Net Impact is working with the Office of Environmental Stewardship and Custodial Services to develop signs that provide environmental information to try to reduce paper towel consumption on campus. Don’t worry, paper towels are not going away, but please do your part and use fewer paper towels.
Simultaneously, project team members Stephanie Hoyt and Sylwia Zieba interviewed the waste manager at Facilities, manager of Custodial Services, the Sustainability team at Columbia, others working to improve recycling on campus, and other higher education institutions. What they found was a complex system of waste management with many players that don’t have a platform to collect and share information. They began building an Excel-based dashboard to track waste tonnage provided by the NYC Department of Sanitation.
Net Impact is planning to work with the Office of Environmental Stewardship to gather other diverted waste data to add to the spreadsheet and to make the input more streamlined. The goal is for the data collection and dashboard system to go online in the future for better collaboration and transparency.

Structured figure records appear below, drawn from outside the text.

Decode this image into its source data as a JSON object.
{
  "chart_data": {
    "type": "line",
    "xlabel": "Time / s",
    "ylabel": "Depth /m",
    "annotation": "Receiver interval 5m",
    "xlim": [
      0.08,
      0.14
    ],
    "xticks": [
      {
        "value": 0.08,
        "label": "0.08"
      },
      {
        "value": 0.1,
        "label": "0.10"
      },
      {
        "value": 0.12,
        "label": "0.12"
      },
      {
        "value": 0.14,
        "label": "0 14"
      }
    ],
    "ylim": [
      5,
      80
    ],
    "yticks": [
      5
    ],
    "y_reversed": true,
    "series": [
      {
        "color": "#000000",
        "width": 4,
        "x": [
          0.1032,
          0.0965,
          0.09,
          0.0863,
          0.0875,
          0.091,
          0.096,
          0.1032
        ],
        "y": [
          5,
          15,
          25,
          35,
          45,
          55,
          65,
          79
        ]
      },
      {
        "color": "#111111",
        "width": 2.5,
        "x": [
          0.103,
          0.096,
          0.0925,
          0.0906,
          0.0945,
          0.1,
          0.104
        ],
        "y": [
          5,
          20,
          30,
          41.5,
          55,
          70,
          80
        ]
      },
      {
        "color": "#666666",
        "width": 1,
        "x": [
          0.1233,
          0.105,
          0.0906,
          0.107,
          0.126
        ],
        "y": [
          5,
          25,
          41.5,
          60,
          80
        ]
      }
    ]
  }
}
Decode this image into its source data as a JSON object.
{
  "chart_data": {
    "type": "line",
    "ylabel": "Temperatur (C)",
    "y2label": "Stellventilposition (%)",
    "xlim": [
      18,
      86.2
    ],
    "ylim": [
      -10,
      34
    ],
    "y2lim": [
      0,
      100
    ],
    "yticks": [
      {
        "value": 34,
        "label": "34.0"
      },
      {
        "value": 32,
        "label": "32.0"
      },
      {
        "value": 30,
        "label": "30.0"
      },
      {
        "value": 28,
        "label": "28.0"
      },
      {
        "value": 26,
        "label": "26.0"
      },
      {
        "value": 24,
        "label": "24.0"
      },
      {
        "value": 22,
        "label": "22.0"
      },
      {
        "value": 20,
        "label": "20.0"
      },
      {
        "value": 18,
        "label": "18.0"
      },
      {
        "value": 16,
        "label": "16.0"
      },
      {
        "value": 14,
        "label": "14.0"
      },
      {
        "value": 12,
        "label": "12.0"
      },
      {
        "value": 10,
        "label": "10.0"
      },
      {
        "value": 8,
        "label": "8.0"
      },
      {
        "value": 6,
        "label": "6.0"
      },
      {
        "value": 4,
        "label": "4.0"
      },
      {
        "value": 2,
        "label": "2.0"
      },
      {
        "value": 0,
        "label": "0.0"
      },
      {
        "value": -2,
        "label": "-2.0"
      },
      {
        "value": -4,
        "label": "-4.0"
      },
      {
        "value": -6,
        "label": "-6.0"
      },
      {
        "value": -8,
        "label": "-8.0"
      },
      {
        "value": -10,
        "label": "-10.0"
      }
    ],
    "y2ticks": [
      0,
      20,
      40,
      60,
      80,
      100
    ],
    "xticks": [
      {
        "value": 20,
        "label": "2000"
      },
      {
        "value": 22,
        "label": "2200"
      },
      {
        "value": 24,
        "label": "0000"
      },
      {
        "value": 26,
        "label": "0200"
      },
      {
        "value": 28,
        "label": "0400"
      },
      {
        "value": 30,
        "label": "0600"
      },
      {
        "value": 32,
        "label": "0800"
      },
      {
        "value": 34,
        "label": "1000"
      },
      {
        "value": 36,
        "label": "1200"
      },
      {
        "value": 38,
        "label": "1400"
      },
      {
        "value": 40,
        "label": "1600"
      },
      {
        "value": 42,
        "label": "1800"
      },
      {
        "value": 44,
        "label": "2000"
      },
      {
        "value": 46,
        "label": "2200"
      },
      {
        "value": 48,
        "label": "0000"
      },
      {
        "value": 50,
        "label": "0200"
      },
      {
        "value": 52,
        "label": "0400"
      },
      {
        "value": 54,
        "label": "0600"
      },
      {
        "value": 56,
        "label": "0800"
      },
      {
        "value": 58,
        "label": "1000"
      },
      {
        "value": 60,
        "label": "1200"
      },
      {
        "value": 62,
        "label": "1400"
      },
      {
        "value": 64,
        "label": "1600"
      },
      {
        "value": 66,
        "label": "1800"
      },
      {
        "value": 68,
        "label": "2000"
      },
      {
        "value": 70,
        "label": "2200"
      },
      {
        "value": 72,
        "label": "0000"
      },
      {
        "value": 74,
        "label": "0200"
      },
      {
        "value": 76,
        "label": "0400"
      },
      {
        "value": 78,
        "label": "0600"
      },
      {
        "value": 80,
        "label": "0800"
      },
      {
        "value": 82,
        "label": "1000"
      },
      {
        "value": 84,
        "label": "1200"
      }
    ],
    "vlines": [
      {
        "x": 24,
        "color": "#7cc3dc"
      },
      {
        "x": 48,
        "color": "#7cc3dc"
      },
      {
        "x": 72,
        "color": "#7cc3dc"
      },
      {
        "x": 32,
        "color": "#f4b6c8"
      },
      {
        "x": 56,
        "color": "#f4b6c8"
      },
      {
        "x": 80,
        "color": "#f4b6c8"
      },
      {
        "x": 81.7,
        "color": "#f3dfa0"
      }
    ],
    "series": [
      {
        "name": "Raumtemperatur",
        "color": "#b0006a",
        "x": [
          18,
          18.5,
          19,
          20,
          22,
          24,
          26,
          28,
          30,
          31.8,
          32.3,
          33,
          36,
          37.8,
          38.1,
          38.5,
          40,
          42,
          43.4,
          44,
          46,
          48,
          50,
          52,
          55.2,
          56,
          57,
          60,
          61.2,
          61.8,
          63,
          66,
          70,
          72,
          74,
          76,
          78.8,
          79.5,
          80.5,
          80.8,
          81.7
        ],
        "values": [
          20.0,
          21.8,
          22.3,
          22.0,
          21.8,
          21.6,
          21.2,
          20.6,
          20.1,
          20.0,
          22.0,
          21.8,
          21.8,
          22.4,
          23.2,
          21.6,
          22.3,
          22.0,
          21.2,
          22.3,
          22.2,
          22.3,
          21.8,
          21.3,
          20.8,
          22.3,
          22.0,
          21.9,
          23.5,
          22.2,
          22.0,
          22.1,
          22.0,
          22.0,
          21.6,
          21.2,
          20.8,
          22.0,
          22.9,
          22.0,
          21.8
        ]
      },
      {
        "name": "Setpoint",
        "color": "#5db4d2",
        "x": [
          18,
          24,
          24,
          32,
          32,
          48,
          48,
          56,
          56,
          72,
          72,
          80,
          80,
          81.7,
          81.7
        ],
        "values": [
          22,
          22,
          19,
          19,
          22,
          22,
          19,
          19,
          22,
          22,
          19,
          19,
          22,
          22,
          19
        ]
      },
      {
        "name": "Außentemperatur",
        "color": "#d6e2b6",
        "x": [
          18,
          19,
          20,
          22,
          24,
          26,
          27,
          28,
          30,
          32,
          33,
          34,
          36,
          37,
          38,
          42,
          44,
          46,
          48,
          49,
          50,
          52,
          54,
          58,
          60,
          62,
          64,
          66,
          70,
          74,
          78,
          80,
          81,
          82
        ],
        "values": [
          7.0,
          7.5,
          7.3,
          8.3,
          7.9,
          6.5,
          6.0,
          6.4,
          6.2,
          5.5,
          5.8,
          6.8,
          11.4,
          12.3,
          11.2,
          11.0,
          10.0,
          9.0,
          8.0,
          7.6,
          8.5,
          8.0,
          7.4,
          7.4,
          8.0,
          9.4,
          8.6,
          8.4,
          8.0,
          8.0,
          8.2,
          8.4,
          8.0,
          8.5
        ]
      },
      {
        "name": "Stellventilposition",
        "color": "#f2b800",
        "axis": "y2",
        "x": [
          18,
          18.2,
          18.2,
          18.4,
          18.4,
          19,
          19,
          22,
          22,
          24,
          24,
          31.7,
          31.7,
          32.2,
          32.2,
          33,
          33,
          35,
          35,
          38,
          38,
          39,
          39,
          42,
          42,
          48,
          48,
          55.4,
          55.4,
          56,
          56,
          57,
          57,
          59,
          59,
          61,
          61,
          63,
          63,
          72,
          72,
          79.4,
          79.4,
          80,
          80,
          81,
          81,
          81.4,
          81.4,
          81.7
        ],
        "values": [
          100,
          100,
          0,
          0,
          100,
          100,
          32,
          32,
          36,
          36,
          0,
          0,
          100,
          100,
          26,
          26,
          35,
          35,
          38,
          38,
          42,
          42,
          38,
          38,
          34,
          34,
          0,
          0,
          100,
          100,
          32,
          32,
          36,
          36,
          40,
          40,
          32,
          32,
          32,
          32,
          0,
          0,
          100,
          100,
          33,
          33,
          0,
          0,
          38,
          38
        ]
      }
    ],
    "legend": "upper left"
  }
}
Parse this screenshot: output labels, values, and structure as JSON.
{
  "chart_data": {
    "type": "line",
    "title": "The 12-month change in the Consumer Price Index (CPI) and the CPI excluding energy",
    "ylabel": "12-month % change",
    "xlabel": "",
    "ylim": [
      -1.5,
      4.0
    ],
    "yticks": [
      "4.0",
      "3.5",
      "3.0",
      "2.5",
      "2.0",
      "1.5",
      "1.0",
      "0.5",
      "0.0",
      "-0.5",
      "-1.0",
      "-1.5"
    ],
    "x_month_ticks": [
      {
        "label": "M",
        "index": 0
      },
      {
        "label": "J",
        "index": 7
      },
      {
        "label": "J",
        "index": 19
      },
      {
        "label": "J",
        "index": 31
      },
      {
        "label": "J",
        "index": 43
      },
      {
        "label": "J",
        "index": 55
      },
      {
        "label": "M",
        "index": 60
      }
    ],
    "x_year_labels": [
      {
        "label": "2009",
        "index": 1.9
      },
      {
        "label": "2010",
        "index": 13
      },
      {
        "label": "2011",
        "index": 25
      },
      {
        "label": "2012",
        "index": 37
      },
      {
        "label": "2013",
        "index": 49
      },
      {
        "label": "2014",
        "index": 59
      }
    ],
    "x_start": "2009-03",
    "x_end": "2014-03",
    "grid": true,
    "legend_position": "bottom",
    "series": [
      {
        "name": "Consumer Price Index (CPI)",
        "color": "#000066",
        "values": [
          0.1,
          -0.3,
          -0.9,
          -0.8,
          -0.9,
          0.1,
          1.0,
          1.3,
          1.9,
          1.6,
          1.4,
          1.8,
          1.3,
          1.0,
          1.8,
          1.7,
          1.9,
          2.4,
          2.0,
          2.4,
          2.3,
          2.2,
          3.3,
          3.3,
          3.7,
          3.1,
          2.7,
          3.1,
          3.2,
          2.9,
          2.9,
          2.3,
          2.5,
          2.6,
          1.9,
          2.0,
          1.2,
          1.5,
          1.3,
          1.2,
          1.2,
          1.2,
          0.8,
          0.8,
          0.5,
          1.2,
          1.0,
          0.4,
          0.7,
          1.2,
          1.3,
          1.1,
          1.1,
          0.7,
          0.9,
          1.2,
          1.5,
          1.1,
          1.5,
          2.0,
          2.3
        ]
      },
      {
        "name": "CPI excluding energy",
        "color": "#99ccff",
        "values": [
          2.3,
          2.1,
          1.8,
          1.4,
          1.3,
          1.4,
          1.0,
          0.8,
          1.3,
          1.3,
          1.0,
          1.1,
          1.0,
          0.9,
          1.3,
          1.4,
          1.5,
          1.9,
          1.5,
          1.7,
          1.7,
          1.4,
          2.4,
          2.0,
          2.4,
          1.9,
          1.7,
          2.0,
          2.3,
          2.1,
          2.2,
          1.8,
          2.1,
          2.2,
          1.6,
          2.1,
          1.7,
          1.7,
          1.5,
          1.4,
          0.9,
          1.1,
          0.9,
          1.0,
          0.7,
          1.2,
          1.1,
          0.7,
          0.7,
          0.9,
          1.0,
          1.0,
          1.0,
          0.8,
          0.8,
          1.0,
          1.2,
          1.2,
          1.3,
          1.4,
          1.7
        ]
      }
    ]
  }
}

Here were our takeaways and thoughts:
- Success in Unified Communication: The nuance and detail of waste disposal in Manhattan are, surprisingly and unfortunately, complicated. Unifying the communication is a key driver to motivating engagement. The rules are complicated and always changing, and the problem is massive. The waste management issue will continue to be evolving and as long as we are moving forward in improvements, then we are in the right place.
- You Can Only Manage What You Measure: In the Sustainability Management program, students constantly hear an adaptation of the famous saying by Peter Drucker that you can’t manage what you don’t measure. After working with the Office of Environmental Stewardship in the fall of 2017, SUMA Net Impact members realized that Columbia University’s waste management and the sustainability teams needed a centralized system to track and measure waste diversion rates on campus. But before we can even tackle building a system, we needed a better understanding of how waste is managed on campus and whether there are peer universities with successful waste diversion programs that we can learn from.
- Paper Towels vs. Hand Dryers: Every month 15 tons (equivalent to almost 1150 miles of paper towels if unrolled) of paper towels are ordered and used on the Morningside Campus. That is a significant cost for the university, not to mention the cost of labor associated with collecting the used paper towels and cleaning bathrooms that have been littered with paper towels.